DA Hike Coming Soon? 4% Dearness Allowance Hike For Central Govt Employees Likely In Sept; Check Increase In Salary | Economy News


New Delhi: The Centre is expected to increase the dearness allowance (DA) by 4 percent, as per various media reports. If it is approved it will mark the second increase in both dearness allowance and dearness relief (DR) this year. The announcement is likely to come in September which would raise the current DA from 50 percent to 54 percent.

While the DA is set to increase the Centre may still not release the 18-month arrears that have been pending since the COVID Pandemic. So far, Central Government employees have not received these arrears and there has been no official statement from the government on the matter. Earlier, it was being speculated that the DA hike would come into effect from July but that did not happen.

Recent DA Changes

The Dearness Allowance (DA) for central government employees has recently been raised by 4 percent, moving from 46 percent to 50 percent, effective from January 1, 2024. Similarly, the Dearness Relief (DR) for central government pensioners has also been increased by 4 percent, bringing it to 50 percent.

Check how is DA calculated?

Dearness Allowance is calculated using the Consumer Price Index for Industrial Workers (CPI-IW) data, which is released monthly by the Labour Bureau.

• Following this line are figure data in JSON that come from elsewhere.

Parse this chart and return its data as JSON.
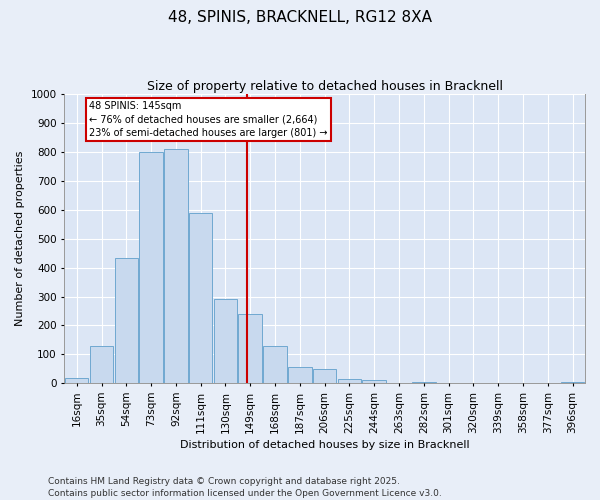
{
  "title": "48, SPINIS, BRACKNELL, RG12 8XA",
  "subtitle": "Size of property relative to detached houses in Bracknell",
  "xlabel": "Distribution of detached houses by size in Bracknell",
  "ylabel": "Number of detached properties",
  "categories": [
    "16sqm",
    "35sqm",
    "54sqm",
    "73sqm",
    "92sqm",
    "111sqm",
    "130sqm",
    "149sqm",
    "168sqm",
    "187sqm",
    "206sqm",
    "225sqm",
    "244sqm",
    "263sqm",
    "282sqm",
    "301sqm",
    "320sqm",
    "339sqm",
    "358sqm",
    "377sqm",
    "396sqm"
  ],
  "values": [
    20,
    130,
    435,
    800,
    810,
    590,
    290,
    240,
    130,
    55,
    50,
    15,
    10,
    0,
    5,
    0,
    0,
    0,
    0,
    0,
    5
  ],
  "bar_color": "#c8d9ee",
  "bar_edge_color": "#6fa8d0",
  "vline_color": "#cc0000",
  "vline_pos": 6.85,
  "annotation_line1": "48 SPINIS: 145sqm",
  "annotation_line2": "← 76% of detached houses are smaller (2,664)",
  "annotation_line3": "23% of semi-detached houses are larger (801) →",
  "annotation_box_color": "#ffffff",
  "annotation_box_edge_color": "#cc0000",
  "ylim": [
    0,
    1000
  ],
  "yticks": [
    0,
    100,
    200,
    300,
    400,
    500,
    600,
    700,
    800,
    900,
    1000
  ],
  "bg_color": "#e8eef8",
  "plot_bg_color": "#dce6f5",
  "grid_color": "#ffffff",
  "footer": "Contains HM Land Registry data © Crown copyright and database right 2025.\nContains public sector information licensed under the Open Government Licence v3.0.",
  "title_fontsize": 11,
  "subtitle_fontsize": 9,
  "label_fontsize": 8,
  "tick_fontsize": 7.5,
  "footer_fontsize": 6.5
}
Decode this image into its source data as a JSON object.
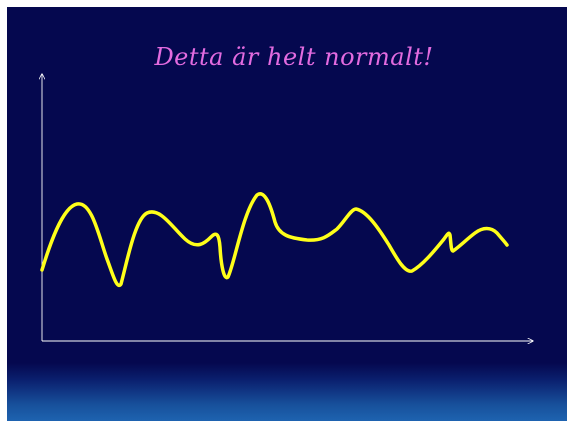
{
  "slide": {
    "title": "Detta är helt normalt!"
  },
  "colors": {
    "background": "#05084f",
    "title": "#e36be0",
    "curve": "#ffff1a",
    "axes": "#ffffff"
  },
  "graph": {
    "curve_description": "wavy yellow line fluctuating around a steady level"
  }
}
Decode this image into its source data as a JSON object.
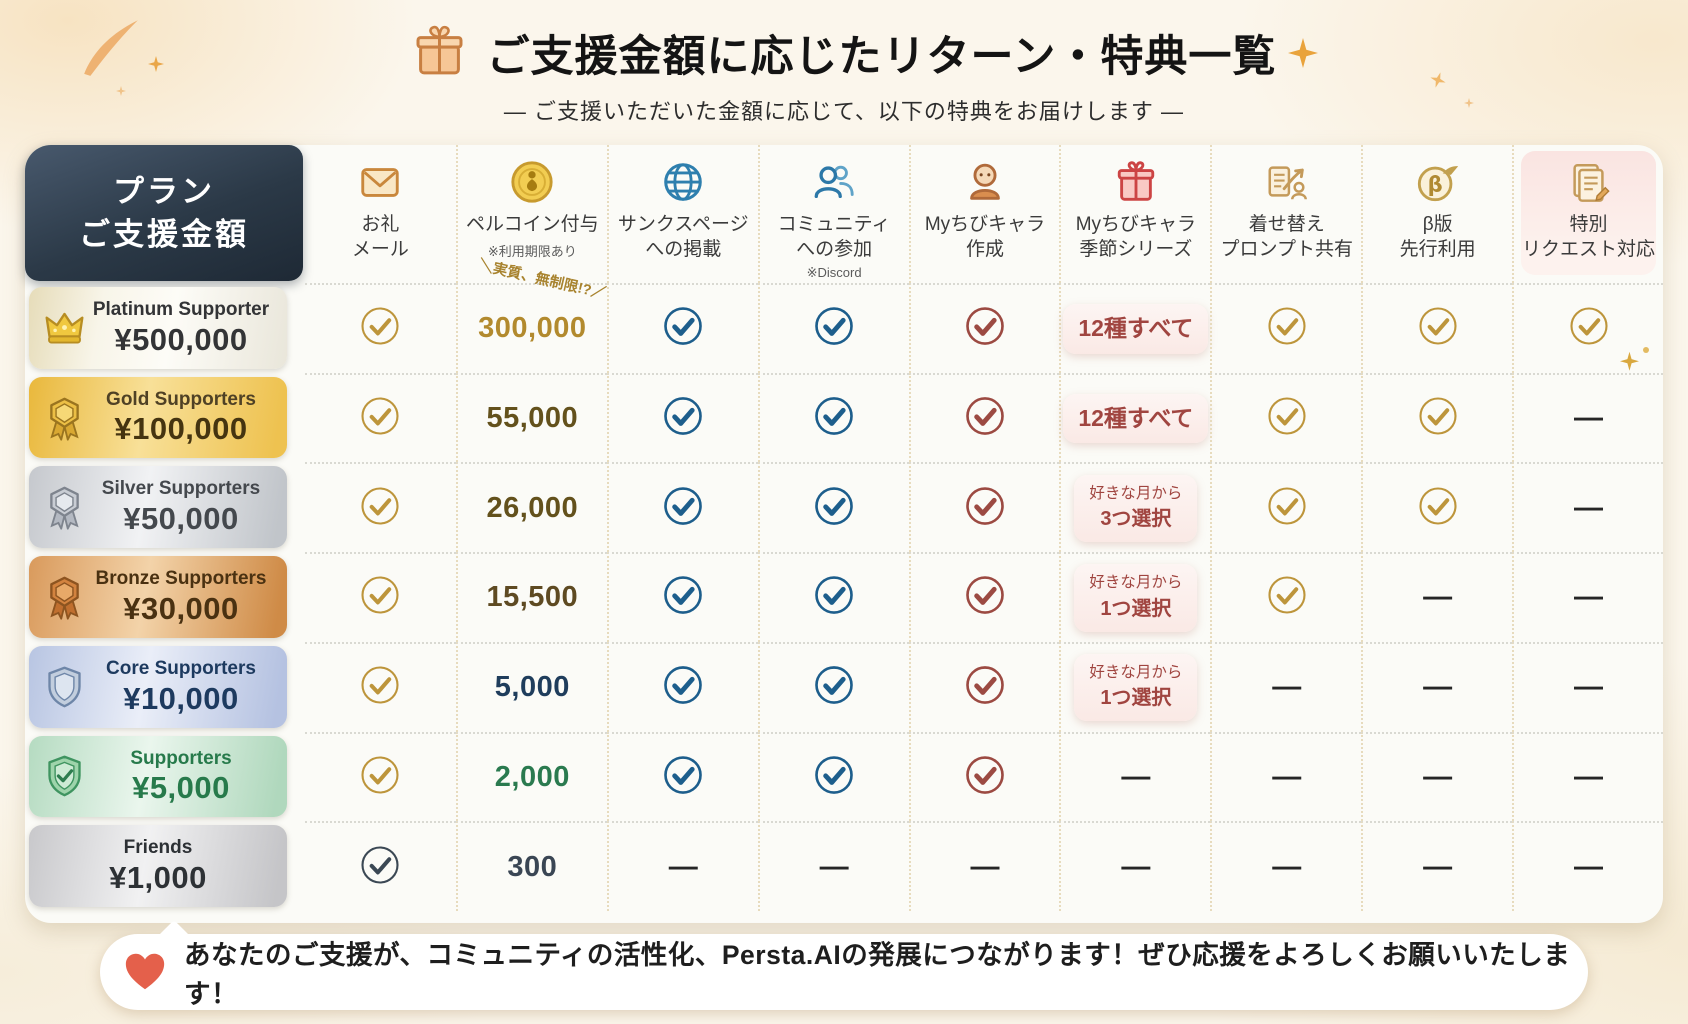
{
  "page": {
    "title": "ご支援金額に応じたリターン・特典一覧",
    "subtitle": "― ご支援いただいた金額に応じて、以下の特典をお届けします ―"
  },
  "footer": {
    "icon": "heart-icon",
    "text": "あなたのご支援が、コミュニティの活性化、Persta.AIの発展につながります！ぜひ応援をよろしくお願いいたします！"
  },
  "colors": {
    "checks": {
      "gold": "#bd953b",
      "blue": "#1d5e8c",
      "red": "#9c4a42",
      "navy": "#3b4854"
    },
    "plan_header_bg": "#2b3947",
    "highlight_pink": "#fae4e1",
    "sparkle": "#e9a648",
    "heart": "#e4604b"
  },
  "table": {
    "plan_header": {
      "line1": "プラン",
      "line2": "ご支援金額"
    },
    "columns": [
      {
        "icon": "mail-icon",
        "lines": [
          "お礼",
          "メール"
        ],
        "note": ""
      },
      {
        "icon": "coin-icon",
        "lines": [
          "ペルコイン付与"
        ],
        "note": "※利用期限あり"
      },
      {
        "icon": "globe-icon",
        "lines": [
          "サンクスページ",
          "への掲載"
        ],
        "note": ""
      },
      {
        "icon": "community-icon",
        "lines": [
          "コミュニティ",
          "への参加"
        ],
        "note": "※Discord"
      },
      {
        "icon": "chibi-icon",
        "lines": [
          "Myちびキャラ",
          "作成"
        ],
        "note": ""
      },
      {
        "icon": "gift-icon",
        "lines": [
          "Myちびキャラ",
          "季節シリーズ"
        ],
        "note": ""
      },
      {
        "icon": "dressup-icon",
        "lines": [
          "着せ替え",
          "プロンプト共有"
        ],
        "note": ""
      },
      {
        "icon": "beta-icon",
        "lines": [
          "β版",
          "先行利用"
        ],
        "note": ""
      },
      {
        "icon": "request-icon",
        "lines": [
          "特別",
          "リクエスト対応"
        ],
        "note": "",
        "highlight": true
      }
    ],
    "tiers": [
      {
        "theme": "platinum",
        "icon": "crown-icon",
        "name": "Platinum Supporter",
        "price": "¥500,000"
      },
      {
        "theme": "gold",
        "icon": "gold-medal-icon",
        "name": "Gold Supporters",
        "price": "¥100,000"
      },
      {
        "theme": "silver",
        "icon": "silver-medal-icon",
        "name": "Silver Supporters",
        "price": "¥50,000"
      },
      {
        "theme": "bronze",
        "icon": "bronze-medal-icon",
        "name": "Bronze Supporters",
        "price": "¥30,000"
      },
      {
        "theme": "core",
        "icon": "core-shield-icon",
        "name": "Core Supporters",
        "price": "¥10,000"
      },
      {
        "theme": "supporters",
        "icon": "green-shield-icon",
        "name": "Supporters",
        "price": "¥5,000"
      },
      {
        "theme": "friends",
        "icon": "",
        "name": "Friends",
        "price": "¥1,000"
      }
    ],
    "rows": [
      {
        "tier": "platinum",
        "cells": [
          {
            "type": "check",
            "color": "gold"
          },
          {
            "type": "coin",
            "value": "300,000",
            "color": "#b28a2e",
            "annotation": "＼実質、無制限!?／"
          },
          {
            "type": "check",
            "color": "blue"
          },
          {
            "type": "check",
            "color": "blue"
          },
          {
            "type": "check",
            "color": "red"
          },
          {
            "type": "pill",
            "lines": [
              "12種すべて"
            ]
          },
          {
            "type": "check",
            "color": "gold"
          },
          {
            "type": "check",
            "color": "gold"
          },
          {
            "type": "check",
            "color": "gold",
            "sparkle": true
          }
        ]
      },
      {
        "tier": "gold",
        "cells": [
          {
            "type": "check",
            "color": "gold"
          },
          {
            "type": "coin",
            "value": "55,000",
            "color": "#63511c"
          },
          {
            "type": "check",
            "color": "blue"
          },
          {
            "type": "check",
            "color": "blue"
          },
          {
            "type": "check",
            "color": "red"
          },
          {
            "type": "pill",
            "lines": [
              "12種すべて"
            ]
          },
          {
            "type": "check",
            "color": "gold"
          },
          {
            "type": "check",
            "color": "gold"
          },
          {
            "type": "dash"
          }
        ]
      },
      {
        "tier": "silver",
        "cells": [
          {
            "type": "check",
            "color": "gold"
          },
          {
            "type": "coin",
            "value": "26,000",
            "color": "#63511c"
          },
          {
            "type": "check",
            "color": "blue"
          },
          {
            "type": "check",
            "color": "blue"
          },
          {
            "type": "check",
            "color": "red"
          },
          {
            "type": "pill",
            "lines": [
              "好きな月から",
              "3つ選択"
            ]
          },
          {
            "type": "check",
            "color": "gold"
          },
          {
            "type": "check",
            "color": "gold"
          },
          {
            "type": "dash"
          }
        ]
      },
      {
        "tier": "bronze",
        "cells": [
          {
            "type": "check",
            "color": "gold"
          },
          {
            "type": "coin",
            "value": "15,500",
            "color": "#5e4a22"
          },
          {
            "type": "check",
            "color": "blue"
          },
          {
            "type": "check",
            "color": "blue"
          },
          {
            "type": "check",
            "color": "red"
          },
          {
            "type": "pill",
            "lines": [
              "好きな月から",
              "1つ選択"
            ]
          },
          {
            "type": "check",
            "color": "gold"
          },
          {
            "type": "dash"
          },
          {
            "type": "dash"
          }
        ]
      },
      {
        "tier": "core",
        "cells": [
          {
            "type": "check",
            "color": "gold"
          },
          {
            "type": "coin",
            "value": "5,000",
            "color": "#1f3d5c"
          },
          {
            "type": "check",
            "color": "blue"
          },
          {
            "type": "check",
            "color": "blue"
          },
          {
            "type": "check",
            "color": "red"
          },
          {
            "type": "pill",
            "lines": [
              "好きな月から",
              "1つ選択"
            ]
          },
          {
            "type": "dash"
          },
          {
            "type": "dash"
          },
          {
            "type": "dash"
          }
        ]
      },
      {
        "tier": "supporters",
        "cells": [
          {
            "type": "check",
            "color": "gold"
          },
          {
            "type": "coin",
            "value": "2,000",
            "color": "#2a7a4f"
          },
          {
            "type": "check",
            "color": "blue"
          },
          {
            "type": "check",
            "color": "blue"
          },
          {
            "type": "check",
            "color": "red"
          },
          {
            "type": "dash"
          },
          {
            "type": "dash"
          },
          {
            "type": "dash"
          },
          {
            "type": "dash"
          }
        ]
      },
      {
        "tier": "friends",
        "cells": [
          {
            "type": "check",
            "color": "navy"
          },
          {
            "type": "coin",
            "value": "300",
            "color": "#3a4654"
          },
          {
            "type": "dash"
          },
          {
            "type": "dash"
          },
          {
            "type": "dash"
          },
          {
            "type": "dash"
          },
          {
            "type": "dash"
          },
          {
            "type": "dash"
          },
          {
            "type": "dash"
          }
        ]
      }
    ]
  }
}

What Will Be the Salary Increase?

With the 4 percent increase in Dearness Allowance (DA), Central government employees are set to receive a significant boost in their salaries, raising the total DA to 54 percent. For example, if an employee’s basic salary is Rs 40,000, the hike will add Rs 1,600 to their monthly pay, totaling an extra Rs 19,200 annually.

Employees with a salary of Rs 60,000 will see a monthly rise of Rs 2,400. However, the government has yet to officially announce the date for this DA hike, though reports suggest it could be in the first week of September.

What is Dearness Allowance?

Dearness Allowance (DA) is a benefit provided by the Central government to its employees and pensioners to help them cope with rising prices and the effects of inflation. It is designed to protect government employees from the impact of inflation by providing additional financial support.